Grandstream GWN Manager and GWN APs

For five years, I have been using Ubiquiti Unifi access points. I got tired of issues with upgrading the APs, and random disconnects. Also, the controller is now showing some promotions. I thought of switching to Omada by TP-Link, but their WiFi6 is huge and ugly. After looking around, I found the Grandstream brand which I believe is based in the USA.

The content of this post is:

  • Installing the Manager on CentOS 7 VM
  • Access point adoption

This post’s assumption is that you already have an CentOS 7 VM deployed. The packages that need to be installed before installing the Grandstream RPM packages according to the GWN manual; I didn’t use LXC because Proxmox VE 7 does not support legacy systemd. see Proxmox CGroup Version Compatibility.

Grandstream AP Manager install

# Install the needed packages
yum install -y \
epel-release \
tar \
wget \
openssl \
iproute \
openssh-server \
jemalloc \
libaio \
glibc-devel \
fontconfig \
xorg-x11-font-utils \
freetype

Download the RPM packages. You can get the latest RPM and release notes here: https://www.grandstream.com/support/tools

wget https://firmware.grandstream.com/GWN_Manager-1.0.21.17.tar.gz
  1. Unpack the .tar.gz file
  2. Change the permission of the .rpm files
  3. Install the .rpm files.
# Extract the contents
tar -xzvf *.tar.gz

# Change the permission of the .rpm files
chmod 744 *.rpm

# Install the .rpm files
rpm -Uvh *.rpm

Once all the rpm files are installed, the gwn need to be started manually via the following command.

/gwn/gwn start

At this point, the Manager is up and can be accessed via the https://<ip>:8443. The problem now is if the Manager gets rebooted, the Manager needs to be started manually. To get around this, we will use the cron. Create a file /etc/cron.d/gwn with the following contents.

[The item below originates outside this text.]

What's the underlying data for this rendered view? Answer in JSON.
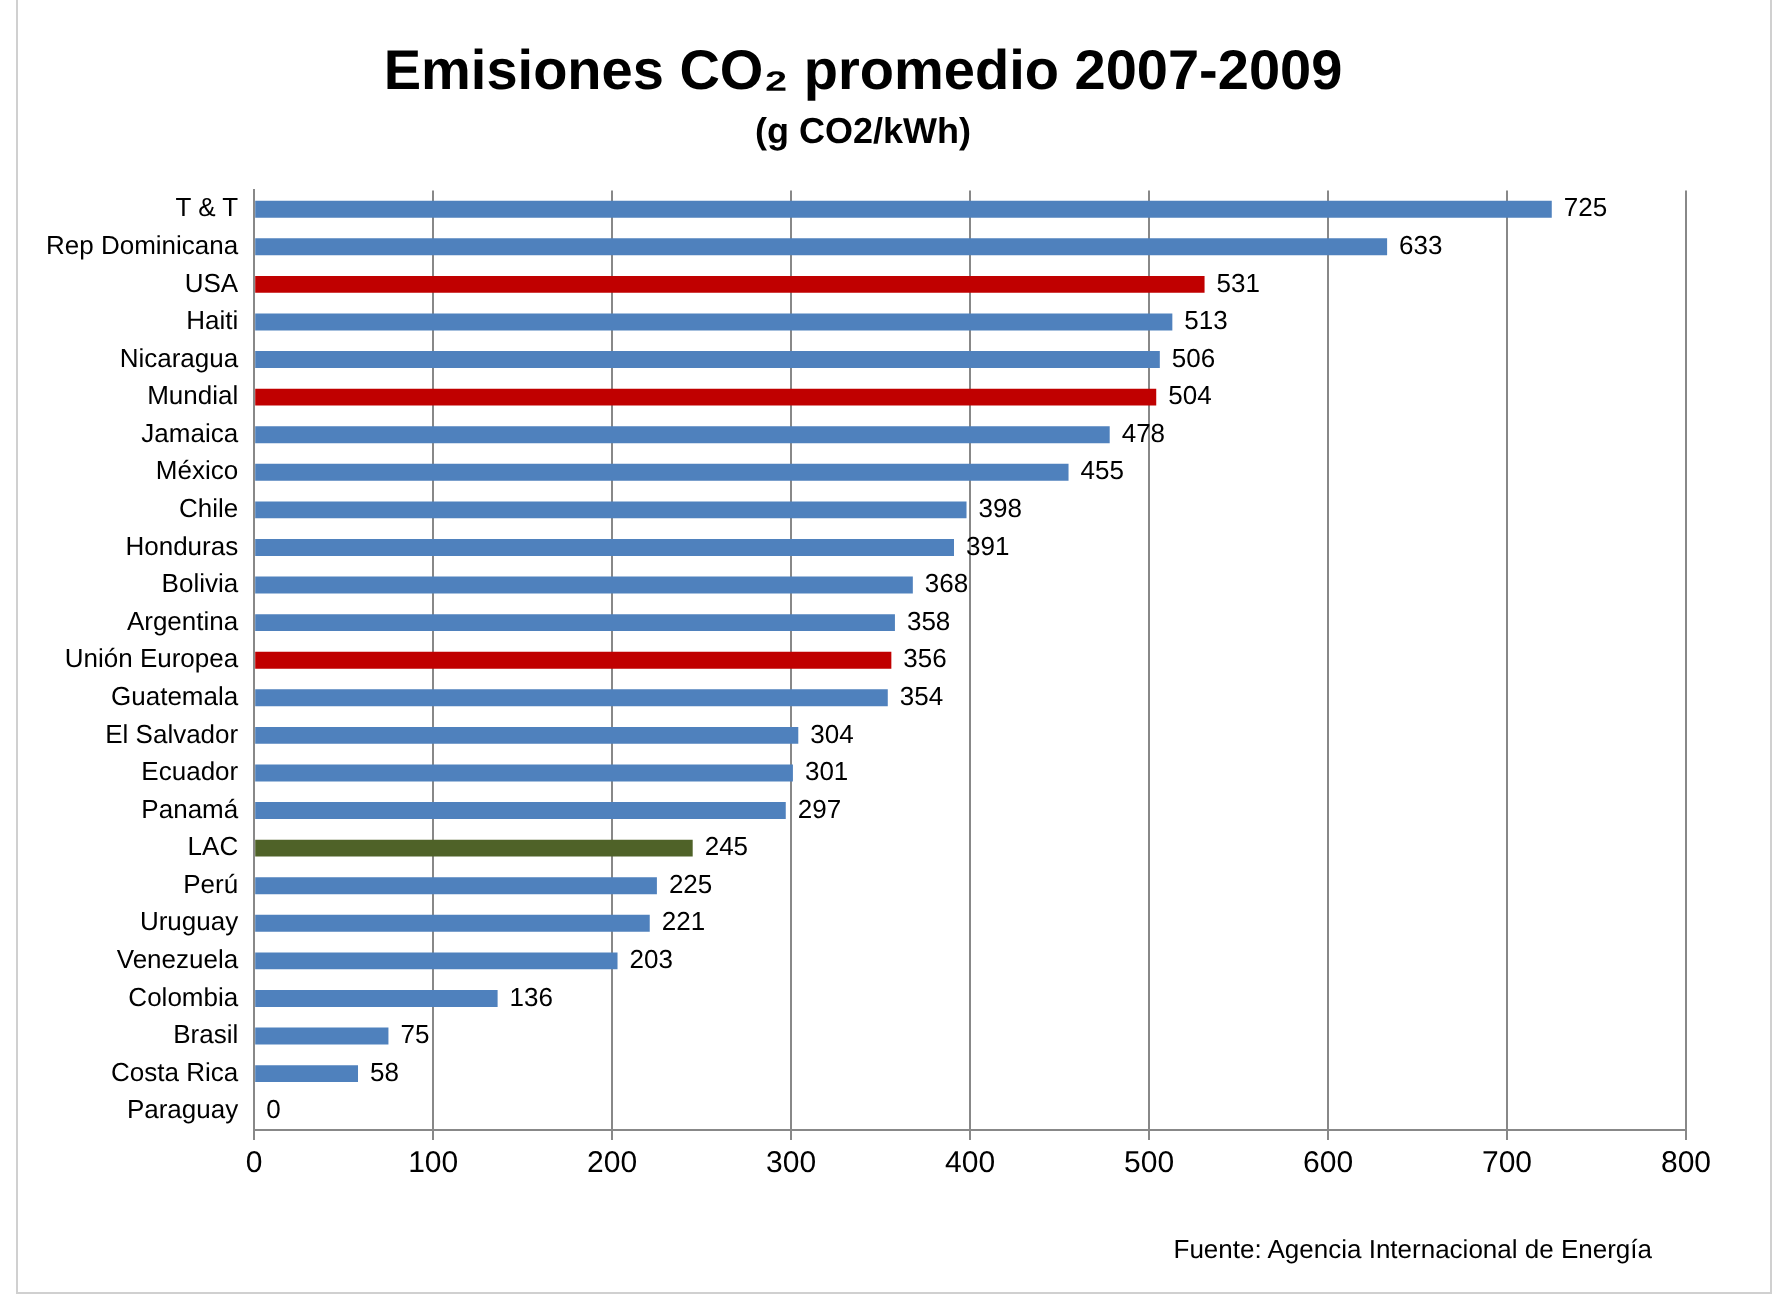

cat > /etc/cron.d/gwn << EOF
SHELL=/bin/bash

@reboot root sleep 15 && /gwn/gwn start
EOF

AP Adoption

Now that we have a working AP Manager. If your APs are in the same network as the Manager then you are done and the AP should be able to find the Manager since they are in the same broadcast domain. However, if your network is segmented by a firewall, we need to allow the traffic from the AP’s network to the Manager. Therefore, we need to create a uni-directional firewall rule. The flow will be from the AP subnet going to the IP of the Manager. The destination ports needed to accomplish this are the following:

# These are the ports needed 
# This is the adoption port
10014/tcp

# This is needed for upgrading the access points
8443/tcp

There are two ways to adopt the access points. The manual way where you would need to access the AP’s slave web UI and adopt it that way see Figure 1 or the automatic way which will be done using DHCP and option 224 encapsulated in option 43. In this post I will be using DHCP since it is the easiest way and work for mass deployment.

There are three pieces that need to assemble to get the option 43 working properly. The first part is option 224. The second part is the length of the IP address and the port. The third part is the IP address of the controller and the port used for adoption. This whole string needs to be converted into hex format. For this post, I am going to use the IP address of 192.168.7.8 as the Manager’s IP address.

Let’s tackle the first part. Let’s convert the value 224 into hex. 224 in hex is E0. You can use any decimal to hex converter tool.

The second part is the length of the manager’s IP address and port. The Manager’s IP address is 192.168.7.8 and the port is 10014. The format of the IP and port together is 192.168.7.8:10014 and there are 17 characters total; therefore, the length is 17. We need to convert this decimal 17 to hex. 17 in hex is 11. If you get a single hex value, add 0 before the value. e.g. 0A.

Now, for the last part, we need to convert the 192.168.7.8:10014 into hex, but this time use an ASCII to Hex converter tool. The output is 3139322E3136382E372E383A3130303134. Now we need to assemble this hex strings together. It will be E0113139322E3136382E372E383A3130303134. In OPNsense, every 2 digit must have a colon, so the final format will be E0:11:31:39:32:2E:31:36:38:2E:37:2E:38:3A:31:30:30:31:34

I am using OPNsense as my firewall and it is probably the same thing with pfSense. Under the Services / DHCPv4 / interface / Additional Options

  • Enter 43 under the Number
  • Select String under the Type
  • Enter E0:11:31:39:32:2E:31:36:38:2E:37:2E:38:3A:31:30:30:31:34 under the Value. Make sure there is no quotation mark.
  • Save

Once the AP asked for IP address, the first thing it will do is to contact the Manager. On the Manager web UI :

  1. Navigate to Access Points > Configuration
  2. Click on Adopt
  3. Select the access point

This is it. Hope you’ll find this useful. Cheers!